山羊の沈黙

たくさん読んでたくさん書く生活を模索しています。

春一番とウェルカム・トゥ・リアルライフ

今日は夕方まで気持ちが暗かった。でも気候はすばらしく、コート無しで河原を歩けた。全国で春一番吹く。そして低気圧。気分が下がった要因は多分これ。

朝9時目覚め。目が覚めた瞬間から鬱っぽく、原稿のことを考えて心拍数も上がる。「大丈夫大丈夫大丈夫」と30回くらい唱えてから起床する。パスタ炒めて食べて、進めるしか道のない原稿に着手。ゲロりそう。

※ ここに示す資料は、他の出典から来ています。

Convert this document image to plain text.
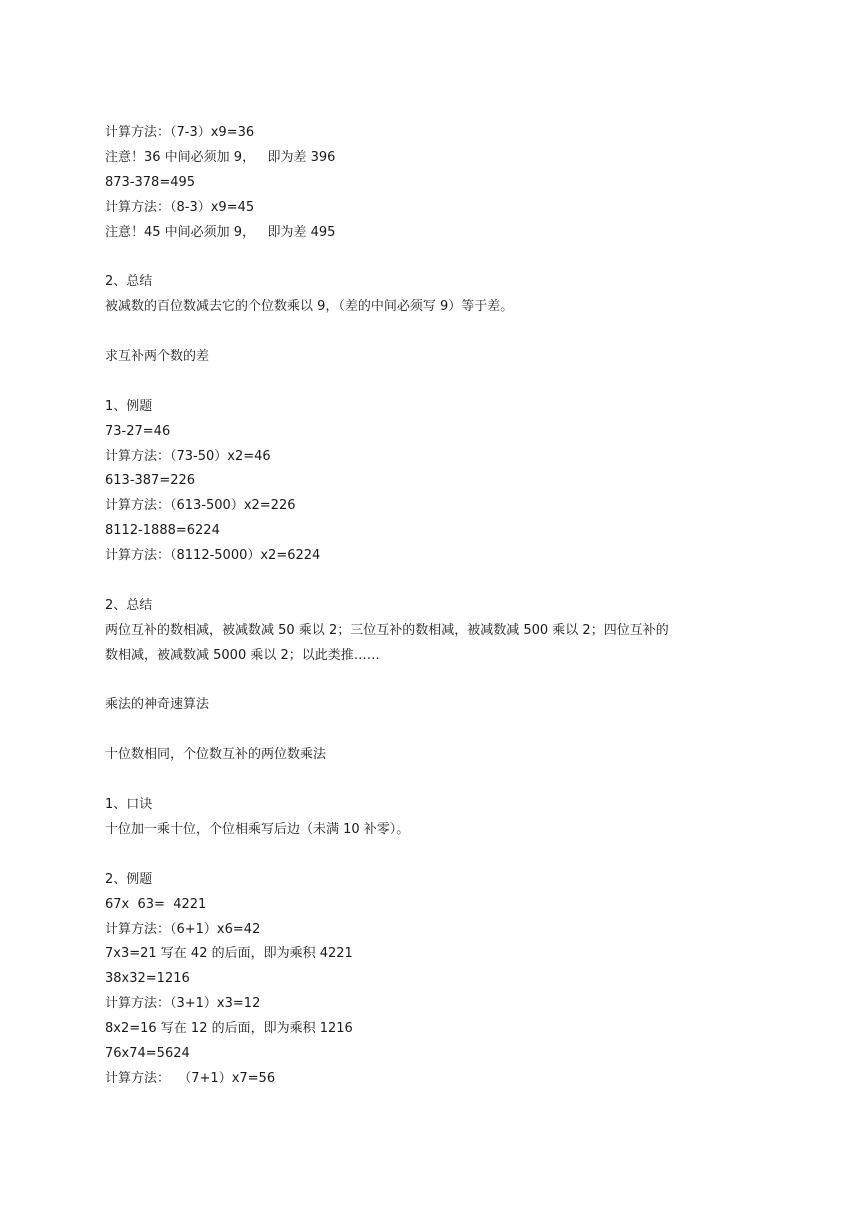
计算方法：（7-3）x9=36
注意！36 中间必须加 9，   即为差 396
873-378=495
计算方法：（8-3）x9=45
注意！45 中间必须加 9，   即为差 495
2、总结
被减数的百位数减去它的个位数乘以 9，（差的中间必须写 9）等于差。
求互补两个数的差
1、例题
73-27=46
计算方法：（73-50）x2=46
613-387=226
计算方法：（613-500）x2=226
8112-1888=6224
计算方法：（8112-5000）x2=6224
2、总结
两位互补的数相减，被减数减 50 乘以 2；三位互补的数相减，被减数减 500 乘以 2；四位互补的
数相减，被减数减 5000 乘以 2；以此类推……
乘法的神奇速算法
十位数相同，个位数互补的两位数乘法
1、口诀
十位加一乘十位，个位相乘写后边（未满 10 补零）。
2、例题
67x  63=  4221
计算方法：（6+1）x6=42
7x3=21 写在 42 的后面，即为乘积 4221
38x32=1216
计算方法：（3+1）x3=12
8x2=16 写在 12 的后面，即为乘积 1216
76x74=5624
计算方法：  （7+1）x7=56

昼、ワイドナショーという番組を見る。乙武洋匡氏が清原選手の取材をしたときのことを語っていた。あるとき、「君は、自分の体のことでワーッてなったり、考え込んじゃったりすることはないの」という質問をされたらしい。「清原選手は体格にも才能にも恵まれていたし周りからもそう見られていたけど、何かしら自意識とのギャップの中で苦しんでいて、それについて考えるヒントを自分の話から得ようとしていたのでは。清原選手が薬で捕まった時、驚いたけどどこか 納得できるところもあり悲しくなった」という内容のコメントだった。胸の痛くなる話だ。

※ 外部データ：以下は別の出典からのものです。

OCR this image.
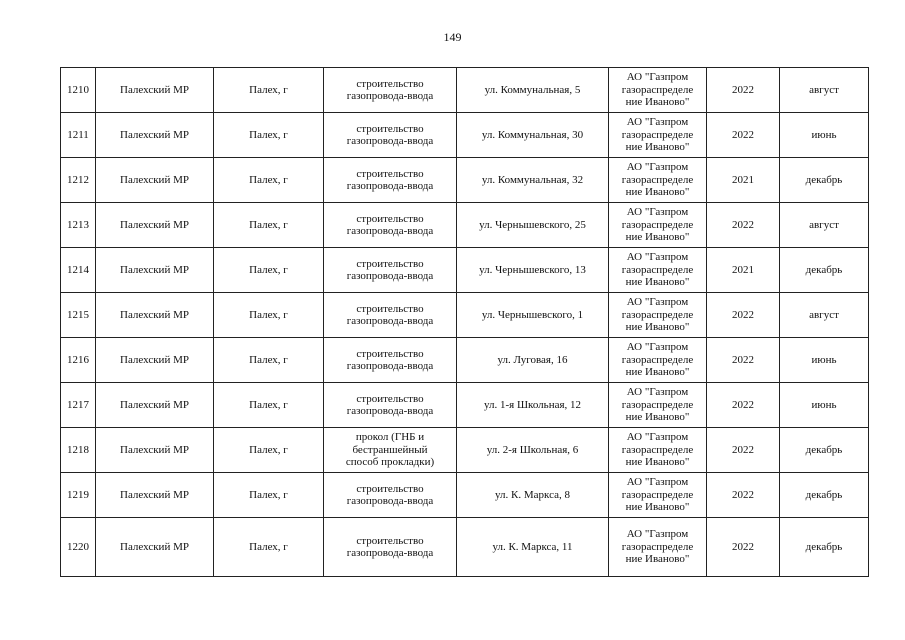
149
1210	Палехский МР	Палех, г	строительство
газопровода-ввода	ул. Коммунальная, 5	АО "Газпром
газораспределе
ние Иваново"	2022	август
1211	Палехский МР	Палех, г	строительство
газопровода-ввода	ул. Коммунальная, 30	АО "Газпром
газораспределе
ние Иваново"	2022	июнь
1212	Палехский МР	Палех, г	строительство
газопровода-ввода	ул. Коммунальная, 32	АО "Газпром
газораспределе
ние Иваново"	2021	декабрь
1213	Палехский МР	Палех, г	строительство
газопровода-ввода	ул. Чернышевского, 25	АО "Газпром
газораспределе
ние Иваново"	2022	август
1214	Палехский МР	Палех, г	строительство
газопровода-ввода	ул. Чернышевского, 13	АО "Газпром
газораспределе
ние Иваново"	2021	декабрь
1215	Палехский МР	Палех, г	строительство
газопровода-ввода	ул. Чернышевского, 1	АО "Газпром
газораспределе
ние Иваново"	2022	август
1216	Палехский МР	Палех, г	строительство
газопровода-ввода	ул. Луговая, 16	АО "Газпром
газораспределе
ние Иваново"	2022	июнь
1217	Палехский МР	Палех, г	строительство
газопровода-ввода	ул. 1-я Школьная, 12	АО "Газпром
газораспределе
ние Иваново"	2022	июнь
1218	Палехский МР	Палех, г	прокол (ГНБ и
бестраншейный
способ прокладки)	ул. 2-я Школьная, 6	АО "Газпром
газораспределе
ние Иваново"	2022	декабрь
1219	Палехский МР	Палех, г	строительство
газопровода-ввода	ул. К. Маркса, 8	АО "Газпром
газораспределе
ние Иваново"	2022	декабрь
1220	Палехский МР	Палех, г	строительство
газопровода-ввода	ул. К. Маркса, 11	АО "Газпром
газораспределе
ние Иваново"	2022	декабрь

「五体満足強者」に見える清原だが、孤独と無力感にさいなまれる「弱い」部分も当然あったはずだ。それを救ってあげられる人がいなかったからこそ、覚せい剤なんかに手を出したのだ。そういう意味では、乙武氏に問いかけたときの清原は、乙武氏よりはるかに弱者だったのかもしれない。

夕方、河原の散歩。みんな薄着になっていた。春の服がほしくなる。歩きながらネガティブなことばかり考え半泣きに。でも妄執的に繰り返している思考を手繰った結果、一つまた理解。私はある種の「小さな」不満を感じた後に、猛烈に悲観的なことを考える癖があるのだ。妄想する場面はいつも同じで、簡単に言えばこっぴどい目に合わされて泣く、というもの。これは確実に、「とてつもなくひどい目に合わされない限り不平不満を言ってはいけない」という私の心理的抑圧が関係している。逆に言えば「ものすごく傷つけられれば抗議する正当な言い訳ができる」と考えているわけで、やっぱり処罰願望の一種なんだろうな。自己改革の課題。

そのあといつものミスドに入り、ねばりにねばる。割と成果あり。この成果によって気分が浮上。帰宅後もせっせと原稿をする。夢中になって晩飯は食べ忘れた。2時頃まで書き、文字カウントをしたところ約39000字。全体の4割くらいはきていた。来週中に8割までは持っていけるだろう。2時から風呂に入って久々に小説を読む。鏡に映る自分の顔がじわじわこけていっているのがわかる。

電話で「タイムマシンで過去に戻れたら」という話になる。私は、暗い性格なわりに前向きなので、人生においてやりなおしたいことはとくにない。逆に「絶対巻き戻さなきゃいけないとしたらどうするか」を考えてみた。父が死ぬ前に戻って死なないように画策するか(どうやっても死んだ気がする)。初恋の男の子と知り合った頃に戻ってもっと高度な駆け引きをするか(これもどうやってもうまくいかない気がする)。いろいろ考えてみたけど、「高一に戻って、剣道部と生徒会に入らずに三年間しっかり勉強しなおしたい」という結論になってしまった。地味。

でもやっぱり、今更15歳からやり直すなんていやだな。めんどくさい。人間、どんなルートを歩もうが、多少の登場人物の入れ替えや所持アイテムの増減はあるにせよ、苦しみと欠落と渇望の総量は絶対に変わらないようにできていると思うのだ。それだったら「今」の方が気楽でいい。私は今の自分が過去の自分の中で一番好きだし、それは過去のいろんな辛い経験なくしては得られないものだった。ろくでもない人生だけど、その時々のベストは尽くせてきた。選択肢の数は少なかったし、これからも少ないかもしれないけど、私は自分の「自由」を疑わない。もっとも、やりなおしたいくらい幸福を予感させる(あるいは大きな不幸を回避できる)、劇的なポイントが含まれた思い出を持つ人生もいいものなんだろうな、と思う。私の人生はとにかく地味なのだ。